The other part of the city and county's strategy of combating opioids is teaching kids why they're harmful. Greenland said school-based prevention is evidence-based and differs from past "just say no" approaches by showing students how drugs like fentanyl affect their bodies, brains and futures.
He said about 1,215 of Rogers County's 13,500 public school students have received prevention education from local nonprofits Rogers County Youth Services or KeyChoices. Greenland said he aims to increase this percentage from 9% to 40% in the next few years.
Burrows said school prevention is the heart of the project.
"It starts with the youth," Burrows said. "We know we got an issue with adults, and how do you break the cycle?"
The county introduced Drummond to Chantel Reben, two years sober after going through Rogers County's drug court and Family and Children's Services Women in Recovery program.
Reben said she grew up surrounded by addiction and went to prison for drugs in Okmulgee County in 2012. A recovery program helped her get clean, and she established a life in Claremore for her and her son. But after a life-altering car accident injured her son, Reben relapsed, which culminated in 2022 with another arrest and the threat of 15 years behind bars.
She said Judge Stephen Pazzo and Chrisie Stone, coordinator of Rogers County's drug court, saved her from prison because they understood she needed treatment for her addiction. She entered Women in Recovery and received trauma therapy.
Reben said she graduated from drug court May 15.
"I was given the opportunity to address my trauma, my loss, my addiction, my health, that reunification with my child, and I've returned to a truer version of myself," Reben said. "... I have a well-paying job — which I will be leaving to right after this — I'm supported in my community and my son is as well. I have fully reunified with him, and I'm actually in a healthy, loving relationship."
After the meeting, Drummond said Claremore and Rogers County are deploying the opioid funds exactly how his office intended they be used. He said the city-county project should serve as a template for other entities seeking to combat opioid addiction in their communities.
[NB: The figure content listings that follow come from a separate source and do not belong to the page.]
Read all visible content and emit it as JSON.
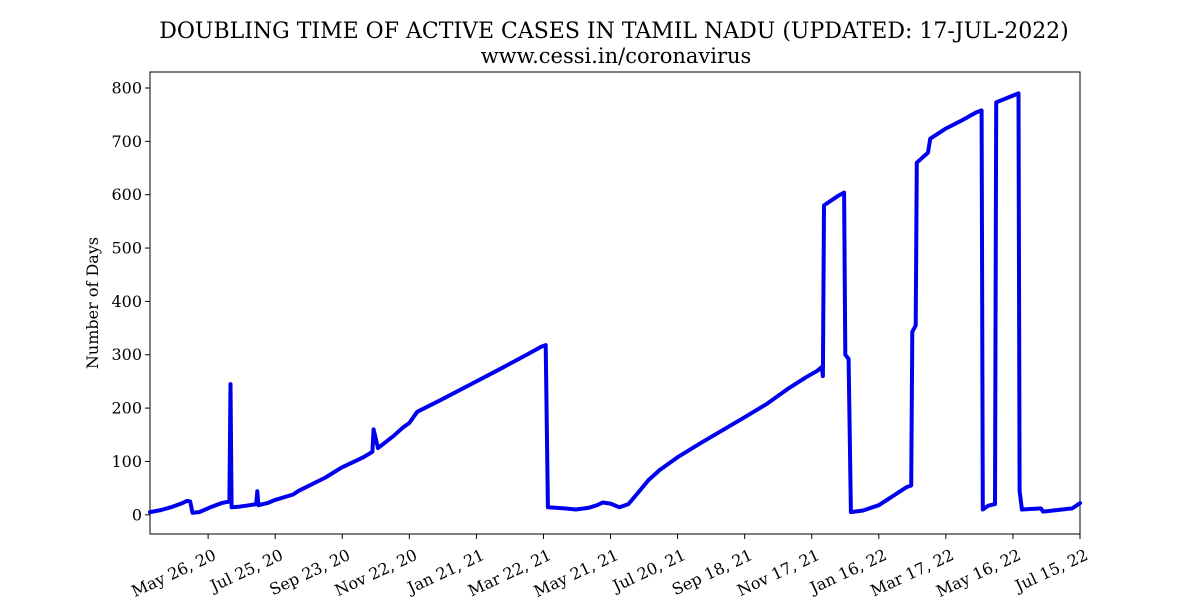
{
  "chart_data": {
    "type": "line",
    "title": "DOUBLING TIME OF ACTIVE CASES IN TAMIL NADU (UPDATED: 17-JUL-2022)",
    "subtitle": "www.cessi.in/coronavirus",
    "xlabel": "",
    "ylabel": "Number of Days",
    "ylim": [
      -36,
      830
    ],
    "xlim": [
      "2020-04-04",
      "2022-07-15"
    ],
    "yticks": [
      0,
      100,
      200,
      300,
      400,
      500,
      600,
      700,
      800
    ],
    "xticks": [
      {
        "date": "2020-05-26",
        "label": "May 26, 20"
      },
      {
        "date": "2020-07-25",
        "label": "Jul 25, 20"
      },
      {
        "date": "2020-09-23",
        "label": "Sep 23, 20"
      },
      {
        "date": "2020-11-22",
        "label": "Nov 22, 20"
      },
      {
        "date": "2021-01-21",
        "label": "Jan 21, 21"
      },
      {
        "date": "2021-03-22",
        "label": "Mar 22, 21"
      },
      {
        "date": "2021-05-21",
        "label": "May 21, 21"
      },
      {
        "date": "2021-07-20",
        "label": "Jul 20, 21"
      },
      {
        "date": "2021-09-18",
        "label": "Sep 18, 21"
      },
      {
        "date": "2021-11-17",
        "label": "Nov 17, 21"
      },
      {
        "date": "2022-01-16",
        "label": "Jan 16, 22"
      },
      {
        "date": "2022-03-17",
        "label": "Mar 17, 22"
      },
      {
        "date": "2022-05-16",
        "label": "May 16, 22"
      },
      {
        "date": "2022-07-15",
        "label": "Jul 15, 22"
      }
    ],
    "grid": false,
    "color": "#0000ee",
    "series": [
      {
        "points": [
          [
            "2020-04-04",
            5
          ],
          [
            "2020-04-14",
            9
          ],
          [
            "2020-04-24",
            15
          ],
          [
            "2020-05-03",
            22
          ],
          [
            "2020-05-07",
            26
          ],
          [
            "2020-05-10",
            25
          ],
          [
            "2020-05-12",
            4
          ],
          [
            "2020-05-18",
            5
          ],
          [
            "2020-05-28",
            14
          ],
          [
            "2020-06-07",
            22
          ],
          [
            "2020-06-14",
            25
          ],
          [
            "2020-06-15",
            245
          ],
          [
            "2020-06-16",
            14
          ],
          [
            "2020-06-22",
            15
          ],
          [
            "2020-07-02",
            18
          ],
          [
            "2020-07-08",
            20
          ],
          [
            "2020-07-09",
            44
          ],
          [
            "2020-07-10",
            18
          ],
          [
            "2020-07-18",
            22
          ],
          [
            "2020-07-25",
            28
          ],
          [
            "2020-08-10",
            38
          ],
          [
            "2020-08-15",
            45
          ],
          [
            "2020-09-08",
            70
          ],
          [
            "2020-09-22",
            88
          ],
          [
            "2020-10-12",
            108
          ],
          [
            "2020-10-20",
            118
          ],
          [
            "2020-10-21",
            160
          ],
          [
            "2020-10-25",
            125
          ],
          [
            "2020-11-08",
            148
          ],
          [
            "2020-11-16",
            163
          ],
          [
            "2020-11-22",
            172
          ],
          [
            "2020-11-29",
            193
          ],
          [
            "2020-12-20",
            215
          ],
          [
            "2021-01-21",
            250
          ],
          [
            "2021-02-10",
            272
          ],
          [
            "2021-03-07",
            300
          ],
          [
            "2021-03-20",
            315
          ],
          [
            "2021-03-24",
            318
          ],
          [
            "2021-03-26",
            14
          ],
          [
            "2021-04-10",
            12
          ],
          [
            "2021-04-20",
            10
          ],
          [
            "2021-05-01",
            13
          ],
          [
            "2021-05-09",
            18
          ],
          [
            "2021-05-14",
            23
          ],
          [
            "2021-05-21",
            21
          ],
          [
            "2021-05-29",
            14
          ],
          [
            "2021-06-06",
            20
          ],
          [
            "2021-06-14",
            40
          ],
          [
            "2021-06-24",
            65
          ],
          [
            "2021-07-04",
            84
          ],
          [
            "2021-07-20",
            108
          ],
          [
            "2021-08-10",
            135
          ],
          [
            "2021-09-18",
            183
          ],
          [
            "2021-10-08",
            208
          ],
          [
            "2021-10-28",
            238
          ],
          [
            "2021-11-12",
            258
          ],
          [
            "2021-11-22",
            270
          ],
          [
            "2021-11-26",
            277
          ],
          [
            "2021-11-27",
            260
          ],
          [
            "2021-11-28",
            580
          ],
          [
            "2021-12-10",
            597
          ],
          [
            "2021-12-16",
            604
          ],
          [
            "2021-12-17",
            300
          ],
          [
            "2021-12-20",
            292
          ],
          [
            "2021-12-22",
            5
          ],
          [
            "2022-01-02",
            8
          ],
          [
            "2022-01-16",
            18
          ],
          [
            "2022-02-10",
            52
          ],
          [
            "2022-02-14",
            55
          ],
          [
            "2022-02-15",
            343
          ],
          [
            "2022-02-18",
            355
          ],
          [
            "2022-02-19",
            660
          ],
          [
            "2022-03-01",
            679
          ],
          [
            "2022-03-03",
            705
          ],
          [
            "2022-03-17",
            724
          ],
          [
            "2022-04-01",
            740
          ],
          [
            "2022-04-13",
            754
          ],
          [
            "2022-04-18",
            758
          ],
          [
            "2022-04-19",
            10
          ],
          [
            "2022-04-24",
            17
          ],
          [
            "2022-04-30",
            20
          ],
          [
            "2022-05-01",
            773
          ],
          [
            "2022-05-21",
            790
          ],
          [
            "2022-05-22",
            45
          ],
          [
            "2022-05-24",
            10
          ],
          [
            "2022-06-10",
            12
          ],
          [
            "2022-06-12",
            6
          ],
          [
            "2022-07-08",
            12
          ],
          [
            "2022-07-15",
            22
          ]
        ]
      }
    ]
  }
}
"We can invest money today with our youngest citizens and avoid this heartbreak as they become workforce-ready or not," Drummond said. "It's commendable ... to look at [Reben], truly, a wonderful young person that was on a path of destruction and lived hard years, but now I'm so proud of her in her sobriety, and she's got partnerships around her. They're gonna lift her up and keep her straight."
Drummond said that regrettably, many local governments in Oklahoma aren't taking advantage of the settlement money.
His office plans to distribute $28 million in its next tranche, for which applications close Friday. Claremore and Rogers County are asking for $2.4 million. From then on, the Attorney General's office will open grant applications every three years.